Leigh
Through all of Sunday, I tried to keep my mind occupied.
Unfortunately, that was an enormously difficult task considering I was alone and didn’t have to work.
I went on plenty of walks. I caught up on pretty much all of my TV shows. I even read a couple books, something I was a bit embarrassed to admit I hadn’t done in a long time.
It was all in an attempt to not psyche myself out, to not fear the worst for Sonny or for Hailey and Melissa. But in the end, it didn’t eliminate; it merely suppressed. And the thing about suppression, as I’d learned through my wild lifestyle, was that it either manifested itself in ugly behavior, or it exploded to the surface.
By the time the late afternoon had hit, I was a hot mess, basically talking to myself out loud about why certain things weren’t a big deal when they actually were. Late afternoon was becoming the time when it went from “this won’t be so bad” to “I better be careful, or this will be bad.”
And it all went to shit when the darkness came.
There was just something about the nighttime that, ironically, brought stressful emotions out of the shadows and into the light. Maybe the defenses raised during the day had just gotten beaten down. Maybe there was something about the darkness that forced my way in. Whatever the case was, I knew I wasn’t going to bed without hearing from Sonny or one of the Cook girls at some point.
But I knew just waiting for it to happen was an exercise in stress. My father hadn’t done much for me, but one of the few valuable life lessons he’d provided me at a young age was “the best way to help yourself is to help others.”

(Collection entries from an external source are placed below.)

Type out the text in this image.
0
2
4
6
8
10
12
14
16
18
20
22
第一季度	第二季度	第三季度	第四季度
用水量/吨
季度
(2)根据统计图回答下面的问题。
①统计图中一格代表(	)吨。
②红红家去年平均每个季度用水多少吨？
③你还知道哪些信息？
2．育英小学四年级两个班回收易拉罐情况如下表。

And so, roughly half an hour after eight o’clock, despite feeling emotionally exhausted and knowing my body just wanted to curl up on the couch and wait for the workday the next day, I headed to my car so I could go visit Hailey and Melissa.
* * *
They didn’t even know I was coming until I texted them in the parking lot. Melissa, not surprisingly, responded. I was starting to worry about Hailey’s mental state, but what was I supposed to do? Tell her that this level of concern for her boyfriend was damaging her? When her boyfriend was in a coma?
I met them in the cafe, and their expressions seemed to have hardened to an even greater degree than what I remembered. Melissa looked exhausted, probably from having to play babysitter to Hailey. It wasn’t even like Hailey had work to distract herself with, since her “work” was mostly self-run stuff.
But Hailey, though…I hated to say it, but she looked hopeless.
Yes, hopeless.
Maybe there was something about Satan’s condition I didn’t know; I’d thought he just needed time. And it had only been a few days, and I knew comas could last absurd amounts of time. But…
“Hey,” I said in a tone that I hoped didn’t come across as overly cheerful. “Sunday night. Do you want to grab some food? Somewhere nicer than a hospital cafe?”
“I’m not leaving here,” Hailey said.
I grimaced. My approach had failed. I just needed to be present right now—nothing more, nothing—
“And their clubhouse got blown up.”
What?
“What?”
“Did you not hear all the sirens when you pulled up? Did you not hear the loud boom? Did you not see the smoke?”
I…I’d heard some sirens on my walk up, but I was near a hospital, for goodness’ sake; it would have been more unsettling if there had been no sirens going off.
“It happened maybe ten, fifteen minutes ago. Some of the men died.”
“Jesus.”
“Sonny and Spawn are fine, but…it sounded like a trap. I think they’re in really rough shape.”
Holy fuck.
I couldn’t imagine any scenario now in which Sonny would want to resume anything romantic. His father was in a coma. His club was blown to smithereens. His friends were dying.
And now he wanted to add me to the list of potential casualties?